The PM-2 surefootedly walks the line between resolving and diplomatic. Give it high-res content and a worthy amp, and it sounds like a high-res headphone. Give it so-so material and a flea amp, and it gets the job done with a minimum of discomfort. It has solid but not bloated bass, a midrange that’s revealing at the bottom end and increasingly diplomatic at the top, and clean but not especially emphatic highs. Both its sonic and physical properties lend themselves to long listening sessions.
I reunited the Oppo with the DragonFly for some valedictory listening. The PM-2 could conjure the weight of Evgeny Kissin’s recording of Liszt’s “Mephisto” Waltz No. 1, from Kissin Plays Liszt (ripped from CD, like all of my Apple Lossless files). Timbre and overtones were perfectly natural. An orchestral selection—Claudio Abbado leading the Berlin Philharmonic in the Scherzo from Beethoven’s Symphony No. 9 (FLAC 96/24)—revealed that the Oppo was not just smooth, but warm, enabling a high volume setting that accommodated Beethoven’s wide dynamic swings. Kettledrums thundered in the left with plenty of bass definition and control.
The Oppo loved music with a beat. The drums underpinning Jeff Beck’s “Freeway Jam” from Blow by Blow (DSD downconverted to 88.2-kHz PCM) percolated substantially while Beck’s fat buzzy guitar sailed colorfully overhead. The Oppo also aced complex material such as the two-drummer maelstrom, crunching guitar textures, and eerie wailing guitar synth from the opening track of King Crimson’s ATTAKcATHRAK, from the THRAK box set (ALAC). This was not inherently comfortable listening, but the voicing of these headphones tamed the jagged edges while maintaining the overall aggressive feel of the piece.

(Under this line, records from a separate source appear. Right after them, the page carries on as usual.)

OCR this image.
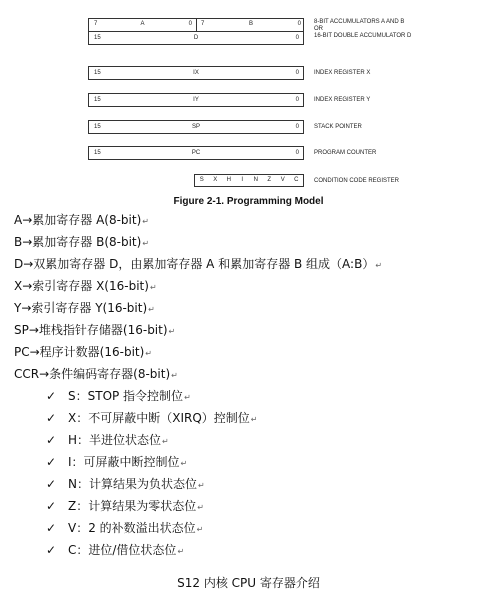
7	A	0 7	B	0
15	D	0
8-BIT ACCUMULATORS A AND B
OR
16-BIT DOUBLE ACCUMULATOR D
15	IX	0	INDEX REGISTER X
15	IY	0	INDEX REGISTER Y
15	SP	0	STACK POINTER
15	PC	0	PROGRAM COUNTER
S	X	H	I	N	Z	V	C	CONDITION CODE REGISTER
Figure 2-1. Programming Model
A→累加寄存器 A(8-bit)↵
B→累加寄存器 B(8-bit)↵
D→双累加寄存器 D，由累加寄存器 A 和累加寄存器 B 组成（A:B）↵
X→索引寄存器 X(16-bit)↵
Y→索引寄存器 Y(16-bit)↵
SP→堆栈指针存储器(16-bit)↵
PC→程序计数器(16-bit)↵
CCR→条件编码寄存器(8-bit)↵
✓ S：STOP 指令控制位↵
✓ X：不可屏蔽中断（XIRQ）控制位↵
✓ H：半进位状态位↵
✓ I：可屏蔽中断控制位↵
✓ N：计算结果为负状态位↵
✓ Z：计算结果为零状态位↵
✓ V：2 的补数溢出状态位↵
✓ C：进位/借位状态位↵
S12 内核 CPU 寄存器介绍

Voices were a strength of the Oppo. It realistically but lovingly limned vocal textures in “Here We Go Again,” a duet between Ray Charles and Norah Jones from the Grammy-winning Genius Loves Company (ALAC). Richard Thompson’s cranky baritone on “One Life at a Time,” one of his contributions to the Thompson Family CD, became a warmer version of its usual resonant self. The headphones hypnotically imaged Kurt Cobain’s eerie croon on “Something in the Way,” from Nirvana’s Nevermind (FLAC 96/24), also bringing out the warm tone of the cello. The Oppo seemed capable of accommodating every possible mood.
The Oppo PM-2 is a well-rounded performer that’s suitable for high- resolution audio but subjectively on the warm and flattering side. For such a beautifully crafted, ingeniously designed, and musically versatile product, $699 is not too much to ask. These are great headphones and, as I’ve found over and over in a year of intermittent listening, they’ll serve you well for a long time.